Bu sayfayı açmakla çok iyi etmişim, kafamı toparlamama, düşüncelerimi organize etmeme gerçekten yardımcı oluyor. Hem yazarken eğleniyorum, hem de daha sonra yazdıklarıma çeki düzen verip çeşitli görsellerle süslerken. Ayrıca sonradan oturup yazıklarımı okumak da hoşuma gidiyor, meditasyon gibi bir şey oluyor. Zaman geçtikçe bu sayfanın gelişmesini, yeni özellikler ve yüzlerce sayfa yazı ile dolmasını umuyorum.

Cenk ve Erdem, lise yıllarında takip etmeye başladığım ve o zamandan beri hiç kopamadığım iki komedyen. Gerçi basitçe "komedyen" demek kendilerine biraz saygısızlık olur; radyo ve televizyon programı sunucusu, yazar, aktör, müzisyen, reklam metni yazarı ve oyuncusu ve bunun gibi pek çok sıfatı da kullanmak gerekir bu on parmağında on marifet iki arkadaştan bahsederken. Kendilerini bizzat takip etmeyenler onları bir ihtimal vaktiyle Show TV'de yayınlanmış "Cenk mi? Erdem mi?" isimli yarışma programından (tam olarak bir yarışma programı değildi aslında) hatırlıyor olabilirler, en popüler girişimleri buydu sanırım. Bir de G.O.R.A.'da çok küçük bir rolleri vardı, mahkumlarla mülakat sahnesinde. Bu yazımda Cenk ve Erdem ile ilk tanışmamı, takip ettiğim programlarını ve bizzat gittiğim canlı şovlarını anlatıp biraz da tarzları ve yaptıkları hakkında genel bilgi vermeyi hedefliyorum.

Kendileri ile ilk defa tanışmamın hikayesi biraz uzundur, daha doğrusu kendileri ile tanışmama yol açan olaylar silsilesi uzundur. Yıllar önce, sanırım lise 1'e giderken, ailecek üç günlüğüne Ankara'ya akraba ziyaretine gitmiştik. Evin çocuğu ile zamanımızın büyük çoğunluğu Tess marka elektronik devre kurma seti ile oynayarak geçmişti. Kurduğumuz devrelerden biri de ilkel bir radyo vericisiydi; devreyi kurup anten vazifesi gören kabloyu evin kaloriferine temas ettirdiğinizde evin herhangi bir noktasından dinlenebilen bir radyo yayınınız olurdu.

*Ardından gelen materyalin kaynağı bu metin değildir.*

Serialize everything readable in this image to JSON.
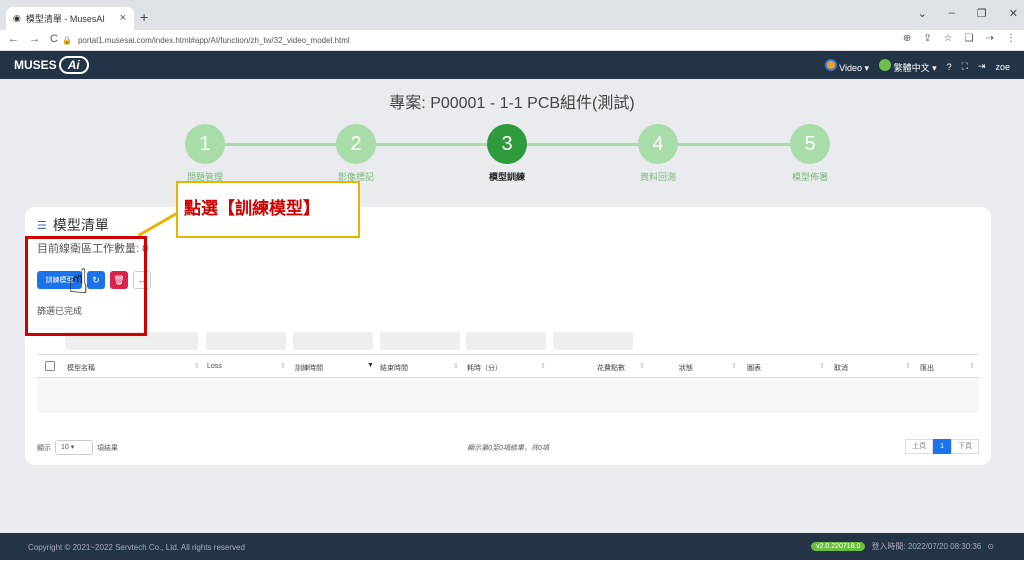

Bu vericiyi test etmek için akrabamın portatif radyosunu alıp evin en uzak köşesine gittim. Devre gayet güzel çalıştı, biz de sıkılıp başka şeylerle uğraşmaya başladık ama akrabamın o kırmızı pilli radyosu aklımda yer etmişti.

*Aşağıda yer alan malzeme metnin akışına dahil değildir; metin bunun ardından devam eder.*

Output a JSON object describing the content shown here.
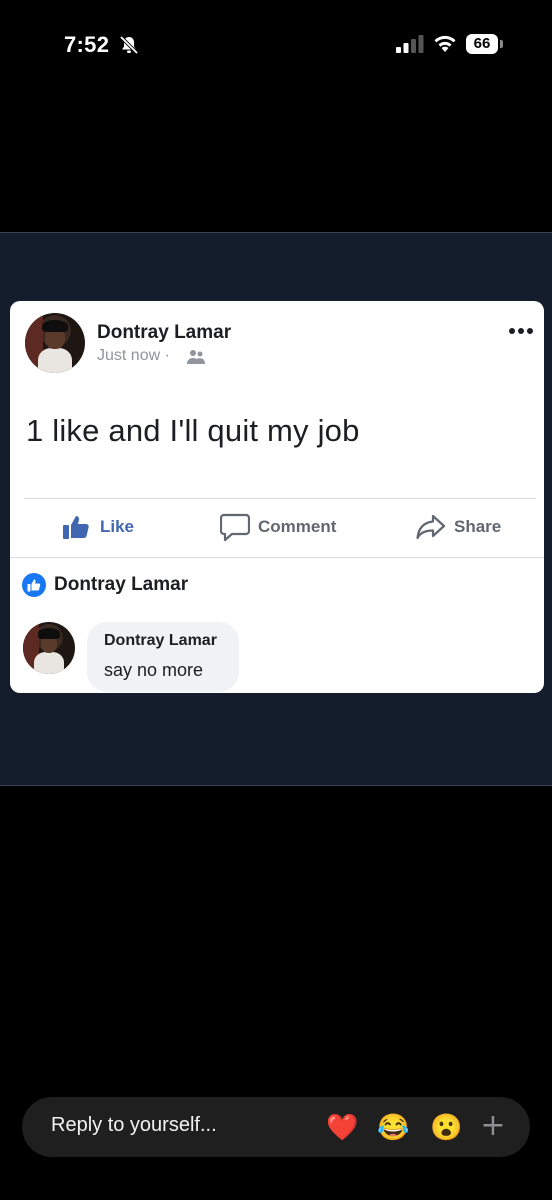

İstanbul'a döndüğümüzde, belki bir kaç hafta belki de bir kaç ay sonra o radyonun aynısını evimize yakın bir saatçide görüp hemen aldım. Televizyon ile büyümüş bir kuşaktandım ve radyo bana oldukça yeniydi. Araba seyahatleri ve haberleri dinlerken dedemin yanında bulunduğum zamanlar dışında oturup radyo dinlediğim hiç olmamıştı. Akşam eve gittiğimde yatmadan önce yeni kırmızı radyomu açıp dinledim. Radyo kanallarının çoğunda çalan müzik türlerinden hoşlanmadığım için sevdiğim bir kanal bulmam uzun sürdü ama sonraları bu uyku öncesi radyo sefaları bayağı hoşuma gitmeye başladı.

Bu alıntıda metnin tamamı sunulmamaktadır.